The basic concept of the Obama administration's "reset" had the flaw that the United States continued to, quote, "support democratic forces within Russia." What Vladimir Putin believes is that the Orange Revolution in Ukraine, the Rose Revolution in Georgia were plots actually organized by the CIA and that the United States is trying to do the same thing in Russia. When people started demonstrations in Moscow the year before last and Washington made it publicly clear it was dismayed by Putin coming back into the presidency -- that was not very smart diplomacy.

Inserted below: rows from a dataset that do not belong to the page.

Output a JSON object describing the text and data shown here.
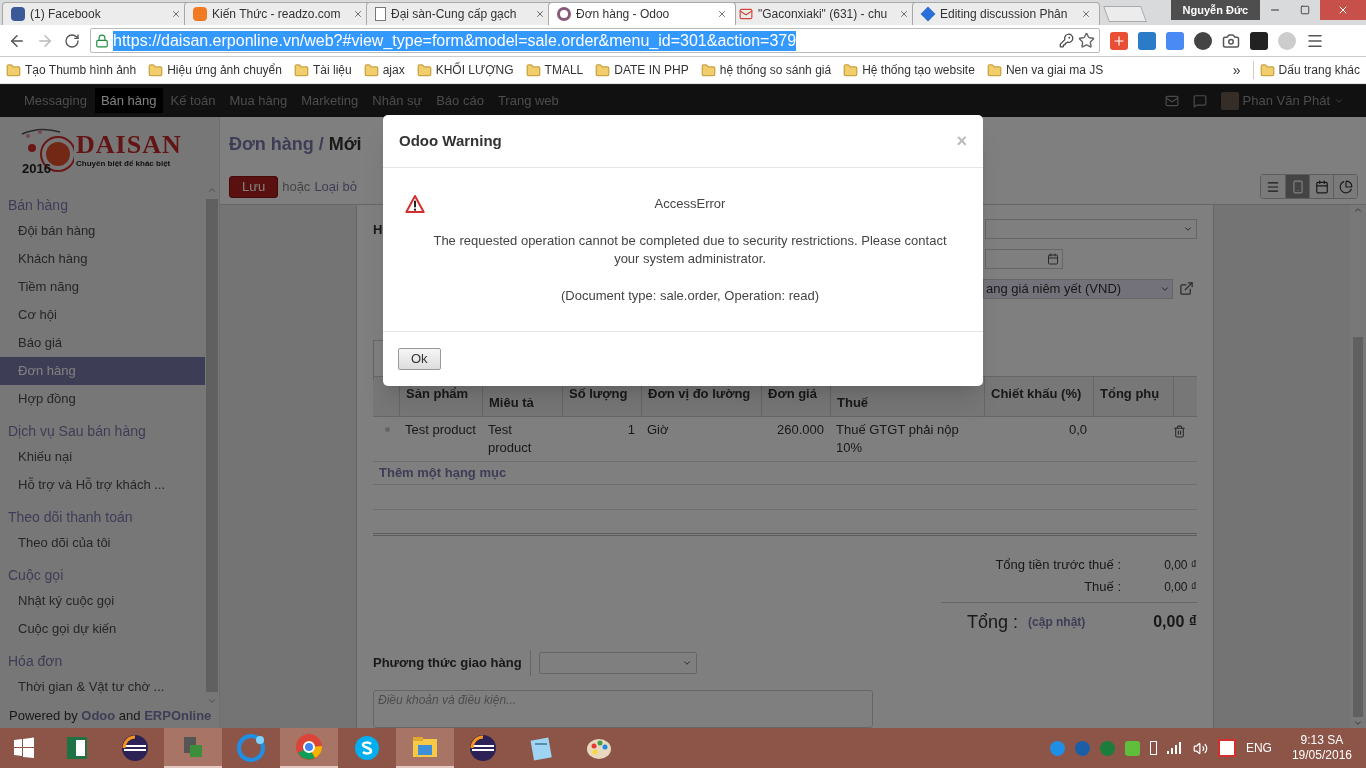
{
  "browser": {
    "tabs": [
      {
        "label": "(1) Facebook",
        "selected": false
      },
      {
        "label": "Kiến Thức - readzo.com",
        "selected": false
      },
      {
        "label": "Đại sàn-Cung cấp gạch",
        "selected": false
      },
      {
        "label": "Đơn hàng - Odoo",
        "selected": true
      },
      {
        "label": "\"Gaconxiaki\" (631) - chu",
        "selected": false
      },
      {
        "label": "Editing discussion Phân",
        "selected": false
      }
    ],
    "profile": "Nguyễn Đức",
    "url": "https://daisan.erponline.vn/web?#view_type=form&model=sale.order&menu_id=301&action=379",
    "bookmarks": [
      "Tạo Thumb hình ảnh",
      "Hiệu ứng ảnh chuyển",
      "Tài liệu",
      "ajax",
      "KHỐI LƯỢNG",
      "TMALL",
      "DATE IN PHP",
      "hệ thống so sánh giá",
      "Hệ thống tạo website",
      "Nen va giai ma JS"
    ],
    "more": "»",
    "other_bookmarks": "Dấu trang khác"
  },
  "topbar": {
    "menu": [
      {
        "label": "Messaging",
        "selected": false
      },
      {
        "label": "Bán hàng",
        "selected": true
      },
      {
        "label": "Kế toán",
        "selected": false
      },
      {
        "label": "Mua hàng",
        "selected": false
      },
      {
        "label": "Marketing",
        "selected": false
      },
      {
        "label": "Nhân sự",
        "selected": false
      },
      {
        "label": "Báo cáo",
        "selected": false
      },
      {
        "label": "Trang web",
        "selected": false
      }
    ],
    "user": "Phan Văn Phát"
  },
  "sidebar": {
    "logo": {
      "name": "DAISAN",
      "tagline": "Chuyên biệt để khác biệt",
      "year": "2016"
    },
    "sections": [
      {
        "title": "Bán hàng",
        "items": [
          {
            "label": "Đội bán hàng",
            "selected": false
          },
          {
            "label": "Khách hàng",
            "selected": false
          },
          {
            "label": "Tiềm năng",
            "selected": false
          },
          {
            "label": "Cơ hội",
            "selected": false
          },
          {
            "label": "Báo giá",
            "selected": false
          },
          {
            "label": "Đơn hàng",
            "selected": true
          },
          {
            "label": "Hợp đồng",
            "selected": false
          }
        ]
      },
      {
        "title": "Dịch vụ Sau bán hàng",
        "items": [
          {
            "label": "Khiếu nại",
            "selected": false
          },
          {
            "label": "Hỗ trợ và Hỗ trợ khách ...",
            "selected": false
          }
        ]
      },
      {
        "title": "Theo dõi thanh toán",
        "items": [
          {
            "label": "Theo dõi của tôi",
            "selected": false
          }
        ]
      },
      {
        "title": "Cuộc gọi",
        "items": [
          {
            "label": "Nhật ký cuộc gọi",
            "selected": false
          },
          {
            "label": "Cuộc gọi dự kiến",
            "selected": false
          }
        ]
      },
      {
        "title": "Hóa đơn",
        "items": [
          {
            "label": "Thời gian & Vật tư chờ ...",
            "selected": false
          }
        ]
      }
    ],
    "footer": {
      "prefix": "Powered by",
      "brand": "Odoo",
      "joiner": "and",
      "partner": "ERPOnline"
    }
  },
  "header": {
    "breadcrumb": "Đơn hàng",
    "separator": "/",
    "current": "Mới",
    "save": "Lưu",
    "or": "hoặc",
    "discard": "Loại bỏ",
    "views": [
      {
        "kind": "list",
        "selected": false
      },
      {
        "kind": "form",
        "selected": true
      },
      {
        "kind": "calendar",
        "selected": false
      },
      {
        "kind": "graph",
        "selected": false
      }
    ]
  },
  "form": {
    "label_fragment": "H",
    "pricelist": "ang giá niêm yết (VND)",
    "columns": [
      "Sản phẩm",
      "Miêu tả",
      "Số lượng",
      "Đơn vị đo lường",
      "Đơn giá",
      "Thuế",
      "Chiết khấu (%)",
      "Tổng phụ"
    ],
    "rows": [
      {
        "product": "Test product",
        "description": "Test product",
        "quantity": "1",
        "unit": "Giờ",
        "price": "260.000",
        "tax": "Thuế GTGT phải nộp 10%",
        "discount": "0,0"
      }
    ],
    "add_line": "Thêm một hạng mục",
    "totals": [
      {
        "label": "Tổng tiền trước thuế :",
        "value": "0,00 ₫"
      },
      {
        "label": "Thuế :",
        "value": "0,00 ₫"
      }
    ],
    "total": {
      "label": "Tổng :",
      "update": "(cập nhật)",
      "value": "0,00 ₫"
    },
    "delivery_label": "Phương thức giao hàng",
    "terms": {
      "placeholder": "Điều khoản và điều kiện..."
    }
  },
  "dialog": {
    "title": "Odoo Warning",
    "close": "×",
    "error": "AccessError",
    "message": "The requested operation cannot be completed due to security restrictions. Please contact your system administrator.",
    "detail": "(Document type: sale.order, Operation: read)",
    "button": "Ok"
  },
  "taskbar": {
    "apps": [
      {
        "kind": "spreadsheet",
        "selected": false
      },
      {
        "kind": "eclipse",
        "selected": false
      },
      {
        "kind": "network",
        "selected": true
      },
      {
        "kind": "cleaner",
        "selected": false
      },
      {
        "kind": "chrome",
        "selected": true
      },
      {
        "kind": "skype",
        "selected": false
      },
      {
        "kind": "folder",
        "selected": true
      },
      {
        "kind": "eclipse",
        "selected": false
      },
      {
        "kind": "notepad",
        "selected": false
      },
      {
        "kind": "paint",
        "selected": false
      }
    ],
    "language": "ENG",
    "time": "9:13 SA",
    "date": "19/05/2016"
  }
}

You may not like him, but you shut up if you've gotta deal with the guy.

* * *

In the case of Syria, there was a definite difference of opinion about what the impact of trying to remove Bashar al-Assad would be. The Russians were convinced that al Qaeda would seize a good part of the territory. So the idea that they are helping keep Assad in power: Yes, they are! They are afraid of what would happen to the country. They have pointed out that America didn't do all that well in Iraq, invading it. We haven't done all that great in Libya. Why the hell do we want to keep on? The American people certainly don't want us to. But you have almost a clique in Washington that just can't look at any atrocity in the world without wanting the United States to get involved militarily.

* * *

I think Obama is moving in the right direction in general. I'm with his foreign policy about 80 percent, and most of the criticism of him, I think, has been quite unfounded -- these ridiculous investigations over Benghazi and now over the prisoner release. I'm almost ashamed of our politics. Obama is handling those things as well as he can.